Kenya’s third President, Mwai Kibaki died on April 22, a day after Queen Elizabeth’s birthday and three months to the 44th anniversary of the death of Kenya’s founding president.
Kibaki died just three months after Charles Njonjo and two years after his predecessor Daniel arap Moi. With the passing of these three, it is truly the end of an era, 58 years after Independence.
The generation of Kenya’s founding fathers is no more. I am mindful that James Osogo served as an assistant minister in the first cabinet. But contested as it may be, I don’t consider him a founding father.
Kibaki had many distinctions, many firsts. Many stories will be told about his time here on earth; as son, brother, father and politician. Like all of us, he made friends and some enemies. As a leader, he made good calls and bad calls too. But on balance, the third president will go down in history as one of Kenya’s truly consequential presidents.

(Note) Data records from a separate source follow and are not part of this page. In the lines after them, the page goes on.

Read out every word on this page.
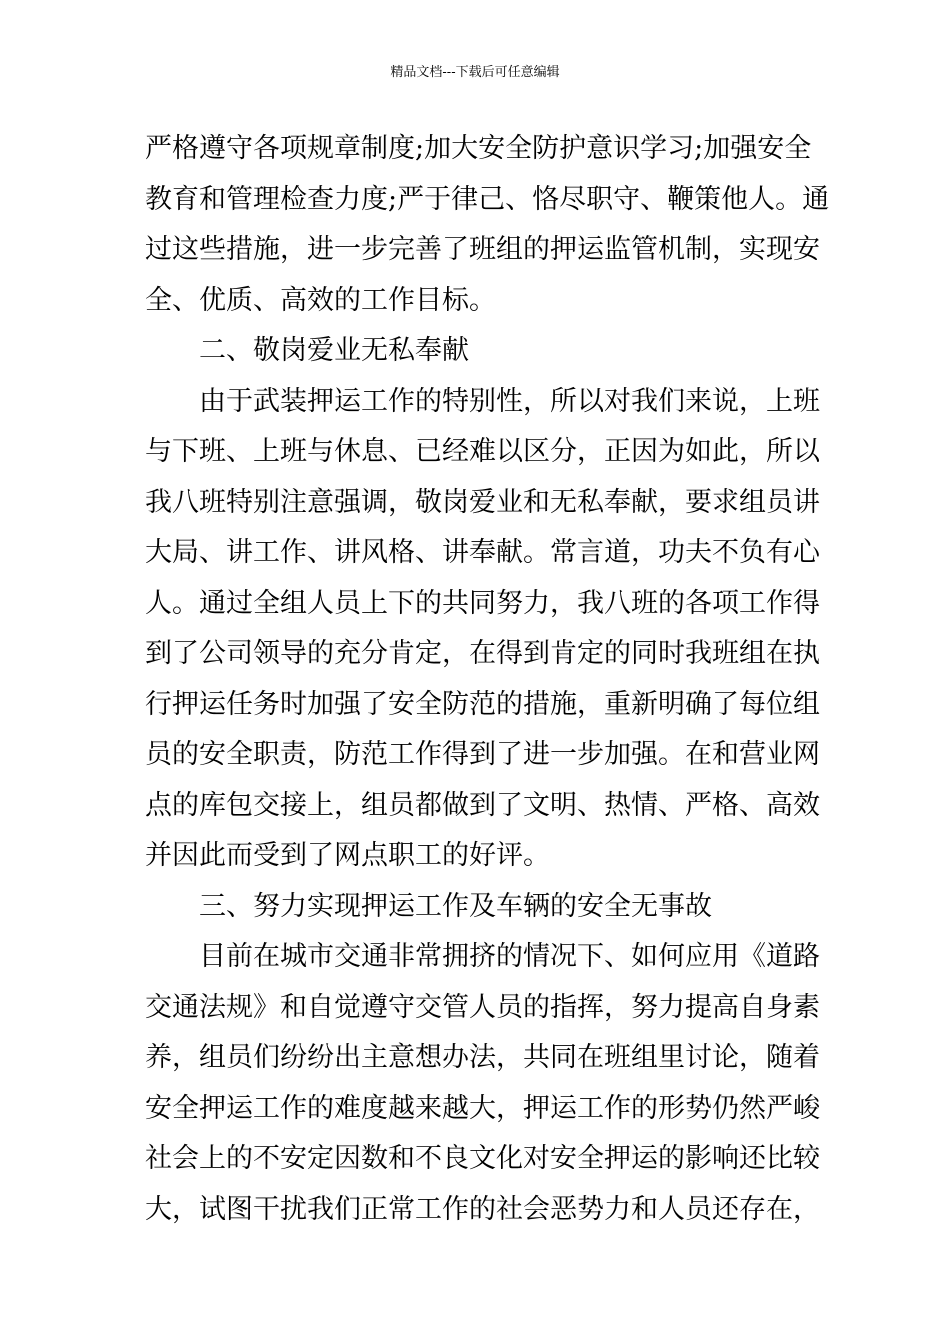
精品文档---下载后可任意编辑
严格遵守各项规章制度;加大安全防护意识学习;加强安全
教育和管理检查力度;严于律己、恪尽职守、鞭策他人。通
过这些措施，进一步完善了班组的押运监管机制，实现安
全、优质、高效的工作目标。
二、敬岗爱业无私奉献
由于武装押运工作的特别性，所以对我们来说，上班
与下班、上班与休息、已经难以区分，正因为如此，所以
我八班特别注意强调，敬岗爱业和无私奉献，要求组员讲
大局、讲工作、讲风格、讲奉献。常言道，功夫不负有心
人。通过全组人员上下的共同努力，我八班的各项工作得
到了公司领导的充分肯定，在得到肯定的同时我班组在执
行押运任务时加强了安全防范的措施，重新明确了每位组
员的安全职责，防范工作得到了进一步加强。在和营业网
点的库包交接上，组员都做到了文明、热情、严格、高效
并因此而受到了网点职工的好评。
三、努力实现押运工作及车辆的安全无事故
目前在城市交通非常拥挤的情况下、如何应用《道路
交通法规》和自觉遵守交管人员的指挥，努力提高自身素
养，组员们纷纷出主意想办法，共同在班组里讨论，随着
安全押运工作的难度越来越大，押运工作的形势仍然严峻
社会上的不安定因数和不良文化对安全押运的影响还比较
大，试图干扰我们正常工作的社会恶势力和人员还存在，
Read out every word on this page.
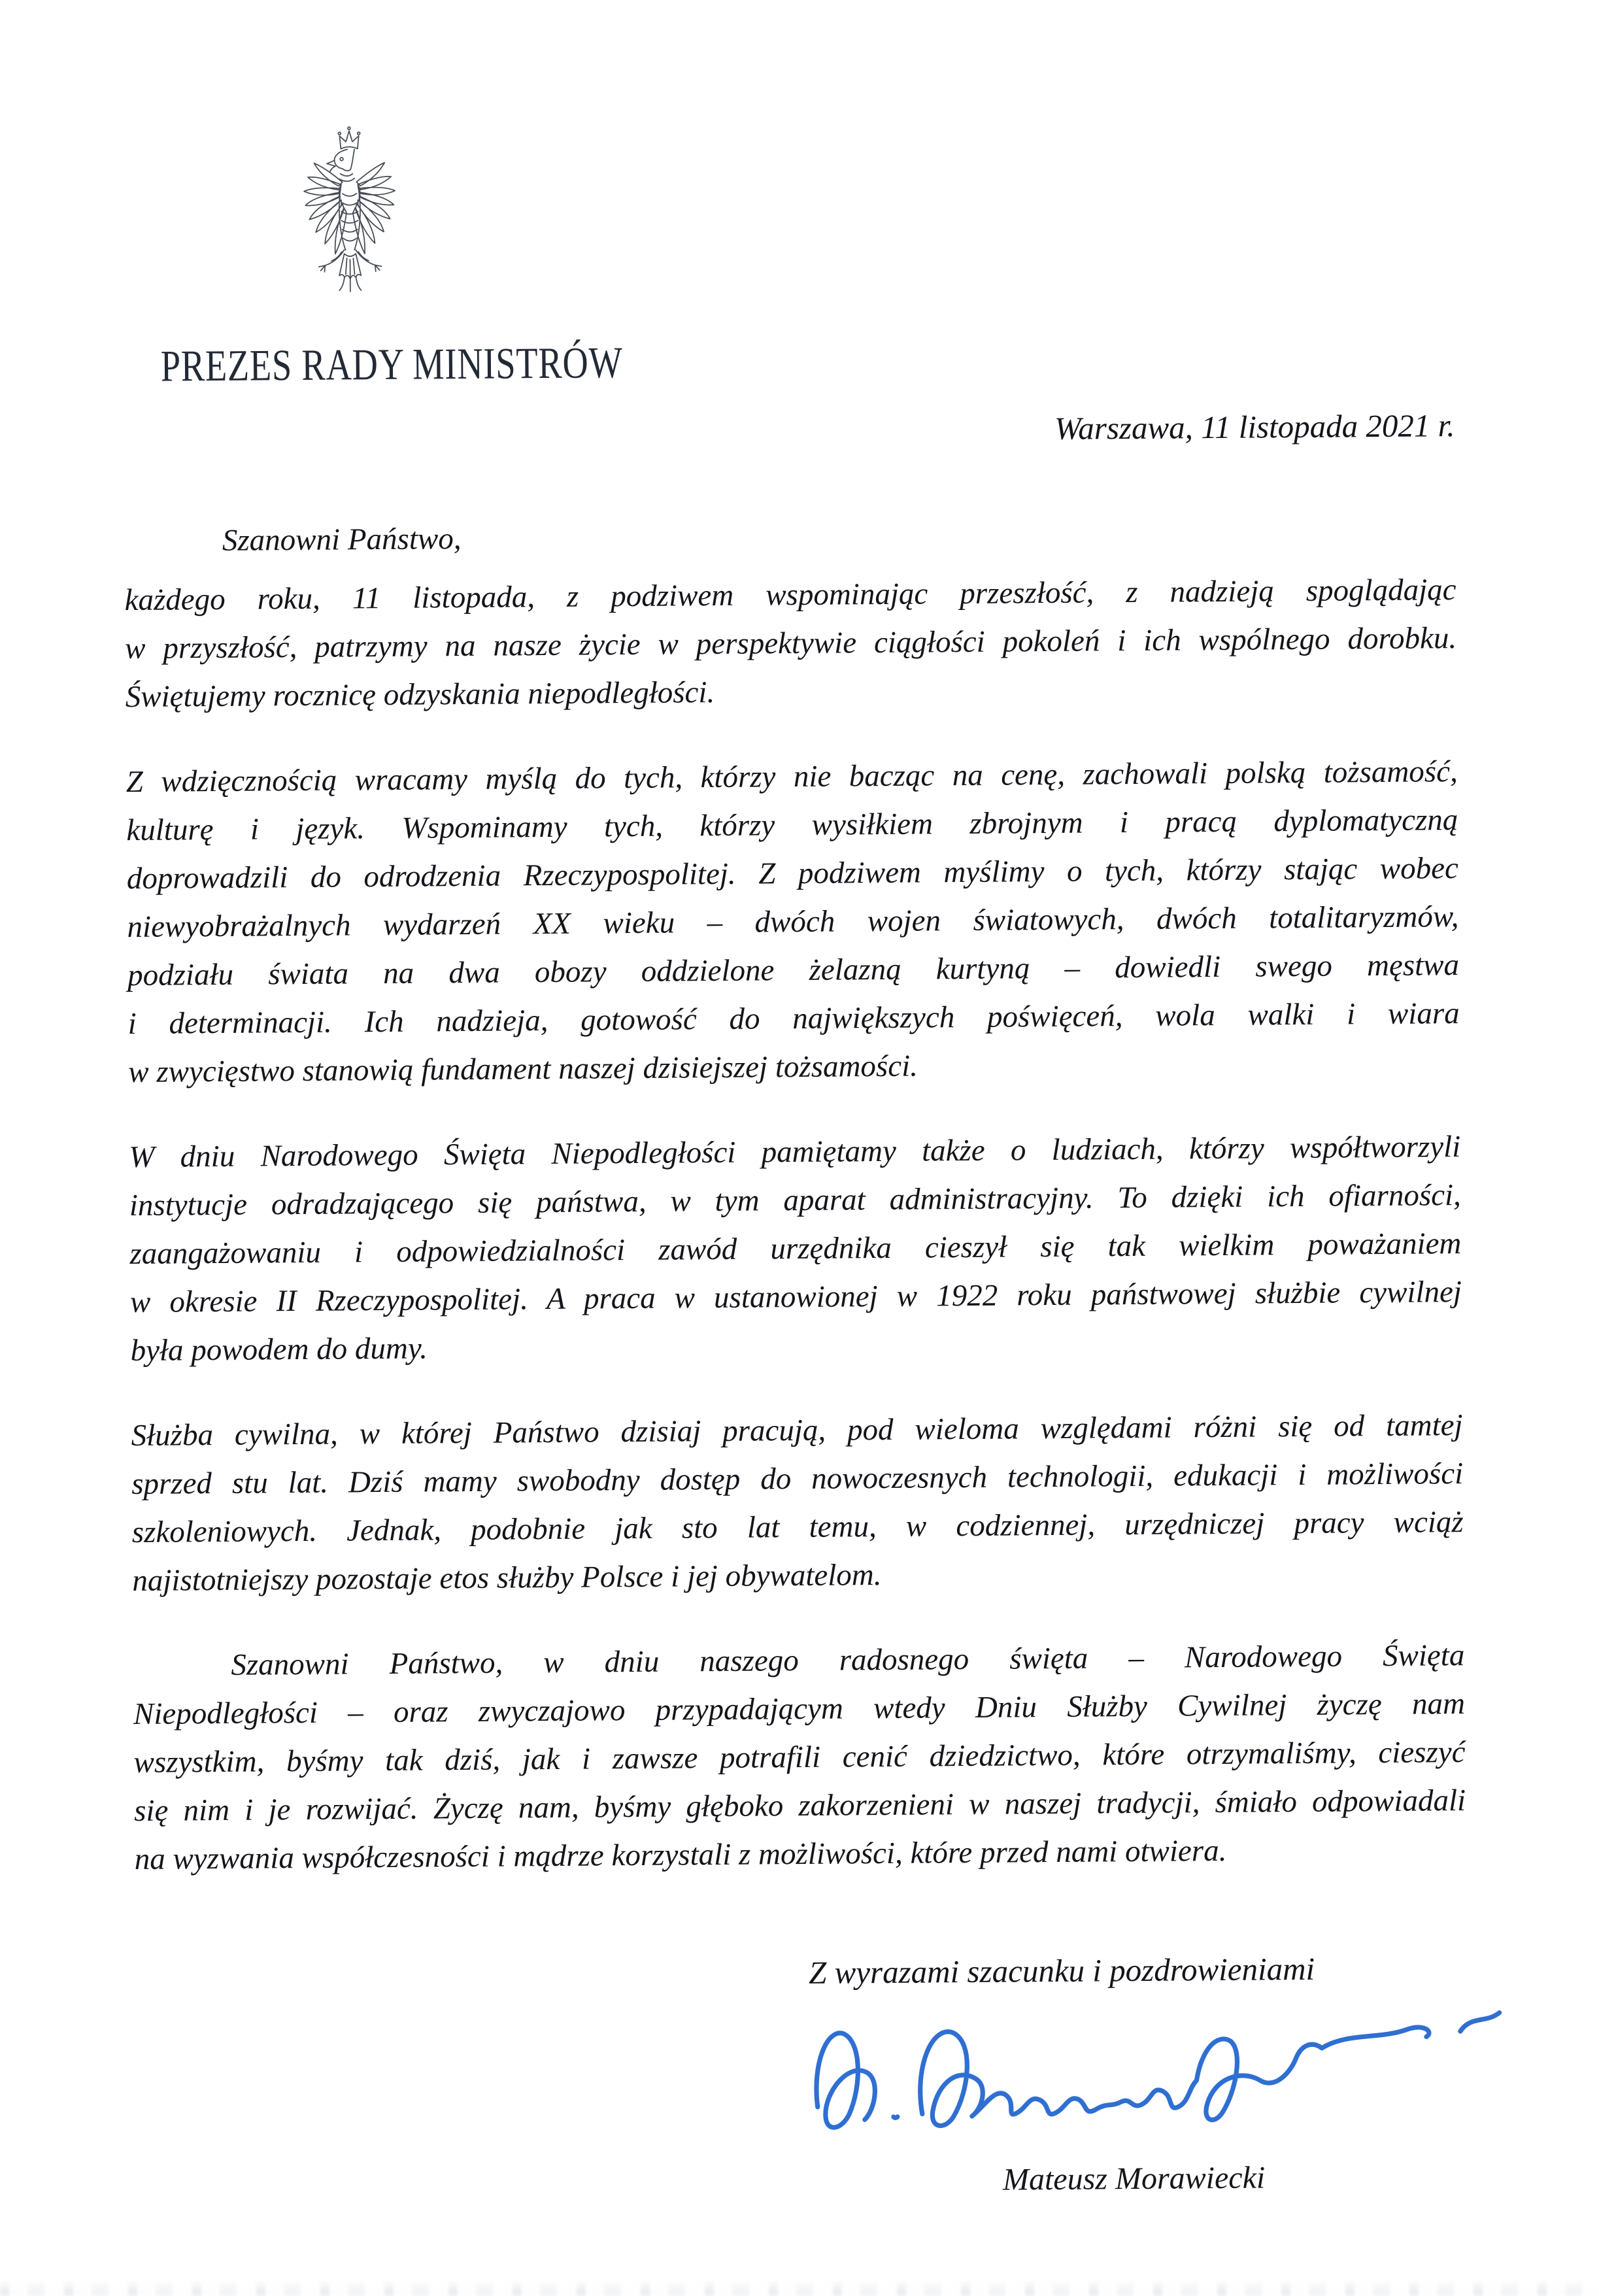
PREZES RADY MINISTRÓW
Warszawa, 11 listopada 2021 r.
Szanowni Państwo,
każdego roku, 11 listopada, z podziwem wspominając przeszłość, z nadzieją spoglądając
w przyszłość, patrzymy na nasze życie w perspektywie ciągłości pokoleń i ich wspólnego dorobku.
Świętujemy rocznicę odzyskania niepodległości.
Z wdzięcznością wracamy myślą do tych, którzy nie bacząc na cenę, zachowali polską tożsamość,
kulturę i język. Wspominamy tych, którzy wysiłkiem zbrojnym i pracą dyplomatyczną
doprowadzili do odrodzenia Rzeczypospolitej. Z podziwem myślimy o tych, którzy stając wobec
niewyobrażalnych wydarzeń XX wieku – dwóch wojen światowych, dwóch totalitaryzmów,
podziału świata na dwa obozy oddzielone żelazną kurtyną – dowiedli swego męstwa
i determinacji. Ich nadzieja, gotowość do największych poświęceń, wola walki i wiara
w zwycięstwo stanowią fundament naszej dzisiejszej tożsamości.
W dniu Narodowego Święta Niepodległości pamiętamy także o ludziach, którzy współtworzyli
instytucje odradzającego się państwa, w tym aparat administracyjny. To dzięki ich ofiarności,
zaangażowaniu i odpowiedzialności zawód urzędnika cieszył się tak wielkim poważaniem
w okresie II Rzeczypospolitej. A praca w ustanowionej w 1922 roku państwowej służbie cywilnej
była powodem do dumy.
Służba cywilna, w której Państwo dzisiaj pracują, pod wieloma względami różni się od tamtej
sprzed stu lat. Dziś mamy swobodny dostęp do nowoczesnych technologii, edukacji i możliwości
szkoleniowych. Jednak, podobnie jak sto lat temu, w codziennej, urzędniczej pracy wciąż
najistotniejszy pozostaje etos służby Polsce i jej obywatelom.
Szanowni Państwo, w dniu naszego radosnego święta – Narodowego Święta
Niepodległości – oraz zwyczajowo przypadającym wtedy Dniu Służby Cywilnej życzę nam
wszystkim, byśmy tak dziś, jak i zawsze potrafili cenić dziedzictwo, które otrzymaliśmy, cieszyć
się nim i je rozwijać. Życzę nam, byśmy głęboko zakorzenieni w naszej tradycji, śmiało odpowiadali
na wyzwania współczesności i mądrze korzystali z możliwości, które przed nami otwiera.
Z wyrazami szacunku i pozdrowieniami
Mateusz Morawiecki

With Tom Mboya, Kibaki was the architect of Kenya’s Sessional Paper No. 10 of 1965. It is instructive that the Paper concedes that “One of our problems is to decide how much priority we should give in investing in less developed provinces”. Heroically, the Paper posits that “The purpose of development is not to develop an area, but to develop and make better off the people of the area”.
Honestly, I don’t understand what Kibaki and Mboya were thinking at the time. The Paper explicitly argued that “development money should be invested where it will yield the largest increase in net output”. The founding fathers advocated investment in development without regard to equity, injecting into our lexicon the fallacy of high versus low potential regions.
In 2002, 37 years later, Kibaki won the presidency with a historic 63 per cent landslide. His election galvanised a sense of renewal, national unity and a palpable determination by Kenyans to rebuild the economy, end corruption and banish tribalism and reinstate equitable distribution of resources.
But Kibaki’s presidency, along with the political records of his successor, Uhuru Kenyatta, Deputy President William Ruto and former Prime Minister Raila Odinga, is stained with the unspeakable horrors of the 2007-08 post-election violence. The country as we know it was on the brink of annihilation. The nascent and rickety quest for nationhood was battered by the gales of ethnic vitriol.
We must appreciate that presidential legacies are complex. Kibaki must take credit for the 2010 Constitution. Despite its shortcomings, it is a far-sighted document. Core provisions of the Constitution such as devolution must be debated and refined. Similarly, the provisions of chapters 2, 6 and 11 are lofty but we must constantly strive to live to the ideals of our most solemn covenant.
We must not forget free primary education, a Kibaki policy that expanded opportunity for millions of Kenyan children. Mwai Kibaki was also steadier pair of hands on the economy.
Rest in peace my President, fellow citizen.